When it the eggs were baking I toasted all of the breads (if I wasn’t making wraps), which isn’t necessary, but one of the reason some store/restaurant sandwiches are my favorite is the texture contrast between nicely crispy toasted bread edges with fresh bread insides, the softer egg and maybe a creamy cheese. When I reheat the frozen sandwiches, they typically end up slightly (though not horribly) soggy on one side, so pre-toasting doesn’t really matter, but I still hold onto the thought that it helps. I have also buttered the bread after toasted, but pretending I’m healthy, I haven’t been lately.
If I don’t let the the bread and egg are completely cooled before freezing, I’ll get a lot of frost and more chance of freezer burn if I don’t eat them quickly and/or soggy outcome when reheating. I never leave them in the freezer long!
Once everything is cooled, I cut the egg into squares, put them on the bread and freeze, usually in the bags the bread comes in if everything fits. I eat the sandwiches within a couple weeks, but if it were longer, I may want to put them in a more air tight container. I’ve also used ziploc bags and rubbermaid containers in the past for egg sandwiches.
When it’s time to reheat, I might put a piece of cheese on or meat from the fridge if there is something there (I’ve used ham or turkey, bacon, sausage, pepperoni and a couple times leftover taco meat), but with the vegetables added, there is usually enough texture for me. After I heat the sandwich up I’ll sprinkle some Frank’s Red Hot on the egg (I’ve also used Gulden’s Sriracha mustard which I don’t like as much, but a change!) I’ve also added avocado, lettuce, tomato and pesto (not all at once) after heating it up.

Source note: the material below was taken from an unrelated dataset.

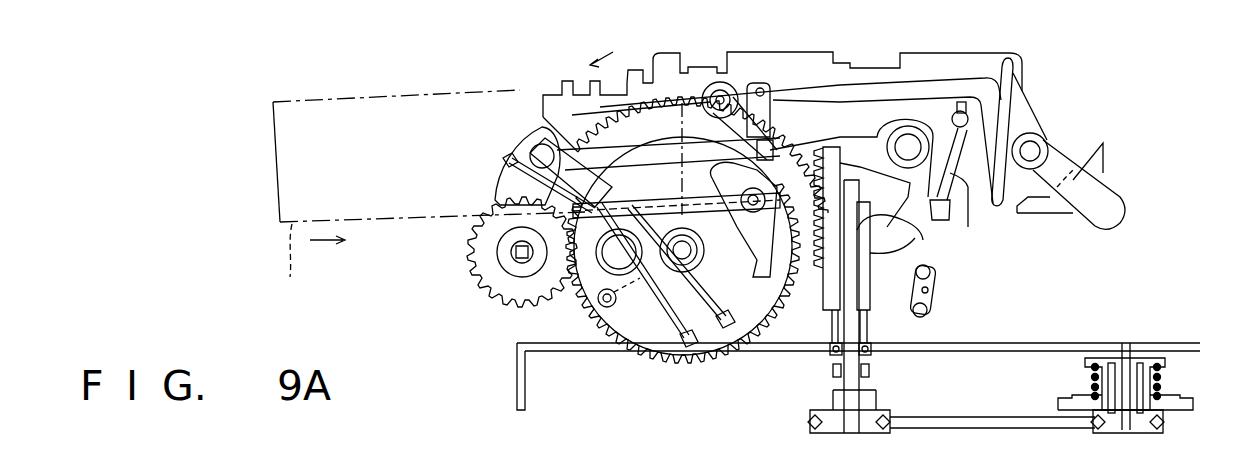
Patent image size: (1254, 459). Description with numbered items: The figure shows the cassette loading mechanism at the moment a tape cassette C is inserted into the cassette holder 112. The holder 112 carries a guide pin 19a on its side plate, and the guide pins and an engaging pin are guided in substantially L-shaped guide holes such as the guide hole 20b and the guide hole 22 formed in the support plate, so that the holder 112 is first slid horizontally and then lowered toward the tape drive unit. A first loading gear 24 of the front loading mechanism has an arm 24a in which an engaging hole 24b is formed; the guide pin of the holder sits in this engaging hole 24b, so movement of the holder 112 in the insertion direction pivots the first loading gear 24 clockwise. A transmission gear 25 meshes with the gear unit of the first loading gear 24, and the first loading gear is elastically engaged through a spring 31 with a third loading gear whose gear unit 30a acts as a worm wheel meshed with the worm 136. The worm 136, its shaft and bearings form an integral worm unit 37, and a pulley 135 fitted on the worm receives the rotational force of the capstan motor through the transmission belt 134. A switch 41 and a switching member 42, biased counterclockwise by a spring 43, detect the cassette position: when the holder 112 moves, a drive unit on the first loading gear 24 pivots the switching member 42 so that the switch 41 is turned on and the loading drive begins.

When it’s time to reheat, I take a sandwich out of the freezer and wrap it in a paper towel. I put it in the microwave for 1 minute 30 seconds at 30% power level which thaws the sandwich. If I’m adding anything else from the refrigerator (cheese or meat), I’ll do it after that step. Then I flip the sandwich over, and heat it up for 1 minute 30 seconds at full power.
I still like the sort of crepe method for making my kids plain freezer egg sandwiches mentioned in my post a few years ago, but if you or your kids like (or will tolerate) more in your sandwich, this is a very quick and easy to make method!